The communications industry is rapidly changing to adjust to emerging technologies and ever increasing customer demand. This customer demand for new applications and increased performance of existing applications is driving communications network and system providers to employ networks and systems having greater speed and capacity (e.g., greater bandwidth). In trying to achieve these goals, a common approach taken by many communications providers is to use packet switching technology. Increasingly, public and private communications networks are being built and expanded using various packet technologies, such as Internet Protocol (IP).
A network device, such as a switch or router, typically receives, processes, and forwards or discards a packet. For example, an enqueuing component of such a device receives a stream of various sized packets which are accumulated in an input buffer. Each packet is analyzed, and an appropriate amount of memory space is allocated to store the packet. The packet is stored in memory, while certain attributes (e.g., destination information and other information typically derived from a packet header or other source) are maintained in separate memory. Once the entire packet is written into memory, the packet becomes eligible for processing, and an indicator of the packet is typically placed in an appropriate destination queue for being serviced according to some scheduling methodology.
Certain packet types and classifications of packet traffic must be sent at certain rates for reasons such as the nature of the traffic or a rate level guaranteed by a service provider, wherein the term “rate” as used herein typically refers to real-time rate and/or the resultant effect of any weighted service policy, such as, but not limited to virtual time weights, tokens, credits, events, etc. Thus, a scheduling system must deliver service at a specified rate to a queue containing packets of varying sizes. Furthermore, the rate delivery system must be able to support both real-time rate delivery (e.g., a fixed number of bytes per second), and virtual time rate delivery (e.g., a weighted fraction of the total available bandwidth). Rates must be encoded and stored, and computed and tracked in a fashion that is easily interpreted by hardware and/or software. For calendar-based schedulers, this rate is normally encoded as a quantum (i.e., a number of bytes) served in an interval (i.e., a number of calendar slots).
Quantum/interval encoding has several problems, including variable rate accuracy and a burstiness property. At the fast end of the range, the accuracy is n bytes (i.e., the quantum) in one interval, as the rate can only be changed by varying the number of bytes sent, and hence the accuracy is related to the maximum transmission unit (MTU). Thus, a ten thousand byte MTU would offer one part in ten thousand, but a fifteen hundred byte MTU (e.g., that used in Ethernet) would only offer one part in fifteen hundred. The quantum/interval scheme does not deliver rates smoothly. For example, with a ten thousand byte quantum, a queue sending forty byte packets might need to burst two hundred fifty packets before it was rescheduled. If its interval was greater than one, it would be preferable to reschedule it in intermediate steps as it sent each packet, rather than after all two hundred fifty packets are sent.

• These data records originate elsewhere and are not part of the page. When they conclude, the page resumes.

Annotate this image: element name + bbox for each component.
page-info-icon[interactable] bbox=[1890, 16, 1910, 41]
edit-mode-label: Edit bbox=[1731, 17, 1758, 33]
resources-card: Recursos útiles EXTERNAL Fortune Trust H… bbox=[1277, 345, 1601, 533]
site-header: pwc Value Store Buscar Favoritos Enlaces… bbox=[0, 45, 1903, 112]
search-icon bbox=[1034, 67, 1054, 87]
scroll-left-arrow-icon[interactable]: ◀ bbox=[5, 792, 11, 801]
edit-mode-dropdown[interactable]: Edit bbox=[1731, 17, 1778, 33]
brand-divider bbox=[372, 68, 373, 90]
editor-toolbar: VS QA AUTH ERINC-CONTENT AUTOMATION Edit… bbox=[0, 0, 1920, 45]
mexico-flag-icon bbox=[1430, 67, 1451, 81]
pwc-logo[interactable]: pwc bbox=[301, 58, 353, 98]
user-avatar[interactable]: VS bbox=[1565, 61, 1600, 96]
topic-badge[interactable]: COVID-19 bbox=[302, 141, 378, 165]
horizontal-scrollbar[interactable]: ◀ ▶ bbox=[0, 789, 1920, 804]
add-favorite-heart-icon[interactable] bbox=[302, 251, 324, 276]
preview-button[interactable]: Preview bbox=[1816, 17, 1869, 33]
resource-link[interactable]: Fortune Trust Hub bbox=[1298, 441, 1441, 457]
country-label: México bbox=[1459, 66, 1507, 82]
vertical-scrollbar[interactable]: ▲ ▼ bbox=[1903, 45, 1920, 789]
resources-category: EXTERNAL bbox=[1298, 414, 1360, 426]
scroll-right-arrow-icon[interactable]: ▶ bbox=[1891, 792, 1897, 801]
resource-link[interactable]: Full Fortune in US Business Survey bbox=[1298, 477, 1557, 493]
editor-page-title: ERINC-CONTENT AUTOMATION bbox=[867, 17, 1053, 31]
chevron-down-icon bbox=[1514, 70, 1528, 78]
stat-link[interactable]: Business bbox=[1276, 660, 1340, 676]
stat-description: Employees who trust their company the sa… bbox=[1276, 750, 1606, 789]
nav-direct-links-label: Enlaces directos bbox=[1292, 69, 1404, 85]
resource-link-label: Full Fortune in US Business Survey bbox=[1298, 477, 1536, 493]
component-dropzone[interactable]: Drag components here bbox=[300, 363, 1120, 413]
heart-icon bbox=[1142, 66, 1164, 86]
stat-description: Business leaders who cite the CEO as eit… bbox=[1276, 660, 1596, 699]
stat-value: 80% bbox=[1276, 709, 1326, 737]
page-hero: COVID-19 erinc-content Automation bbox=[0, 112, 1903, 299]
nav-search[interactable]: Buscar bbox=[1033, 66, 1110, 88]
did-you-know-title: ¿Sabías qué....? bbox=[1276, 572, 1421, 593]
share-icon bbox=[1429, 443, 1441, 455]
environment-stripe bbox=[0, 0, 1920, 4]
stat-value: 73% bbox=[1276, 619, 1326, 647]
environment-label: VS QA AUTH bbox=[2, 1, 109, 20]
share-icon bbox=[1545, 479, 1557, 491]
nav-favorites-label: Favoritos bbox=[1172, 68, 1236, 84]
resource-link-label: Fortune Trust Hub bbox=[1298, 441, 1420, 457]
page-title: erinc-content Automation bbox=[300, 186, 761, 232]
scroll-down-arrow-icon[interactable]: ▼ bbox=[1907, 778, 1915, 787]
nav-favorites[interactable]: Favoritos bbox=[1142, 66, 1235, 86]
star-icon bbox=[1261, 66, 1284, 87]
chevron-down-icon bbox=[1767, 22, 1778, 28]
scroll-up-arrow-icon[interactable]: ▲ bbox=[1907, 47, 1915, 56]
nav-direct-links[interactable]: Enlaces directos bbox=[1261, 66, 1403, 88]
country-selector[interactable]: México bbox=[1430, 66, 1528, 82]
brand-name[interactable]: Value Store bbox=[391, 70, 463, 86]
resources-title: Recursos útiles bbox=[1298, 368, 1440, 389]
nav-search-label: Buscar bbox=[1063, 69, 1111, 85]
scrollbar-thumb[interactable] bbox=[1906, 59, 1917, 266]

Most known systems have used some variant of the quantum/interval approach, where on each service of some fixed quantum of bytes, the calendar is advanced by a certain interval. Generally, these systems have either used large quantums more than the size of an MTU, or they have had to employ other techniques to deal with quantums that are less than an MTU. Larger quantums avoid complexities in the implementation, but the trade-off is much more burstiness.
Some systems have mitigated the burstiness problem by using a quantum that is smaller than an MTU. However, because packets then can be much larger than one quantum, a division operation (i.e., size/quantum) is required to compute the number of calendar slots to be moved. While this improves smoothness of rate delivery, it does so only at a trade-off in accuracy as the use of smaller quantums to deliver rates exacerbates the variable rate accuracy issue. Also, division is typically a very expensive operation. If a hardware divide capability is not available (as on many embedded software platforms), either the quantum must be restricted to a power of two which results in rate granularity problems, or the division must be done iteratively in which case rate computation does not operate in a fixed time). Moreover, using a hardware implemented divide operation could also introduce issues with “drift”/round-off errors which cause some of the desired rate to be lost. Accordingly, prior systems can offer granularity, but trade off smoothness against accuracy. Further, the need to create quantum/interval pairs to encode rates and the constraints on the creation of those pairs, can make it difficult to configure such systems. In particular, systems which use a power-of-two-only quantum may require iterative procedures to define sets of rates that best meet their individual criteria, and their relationship to each other.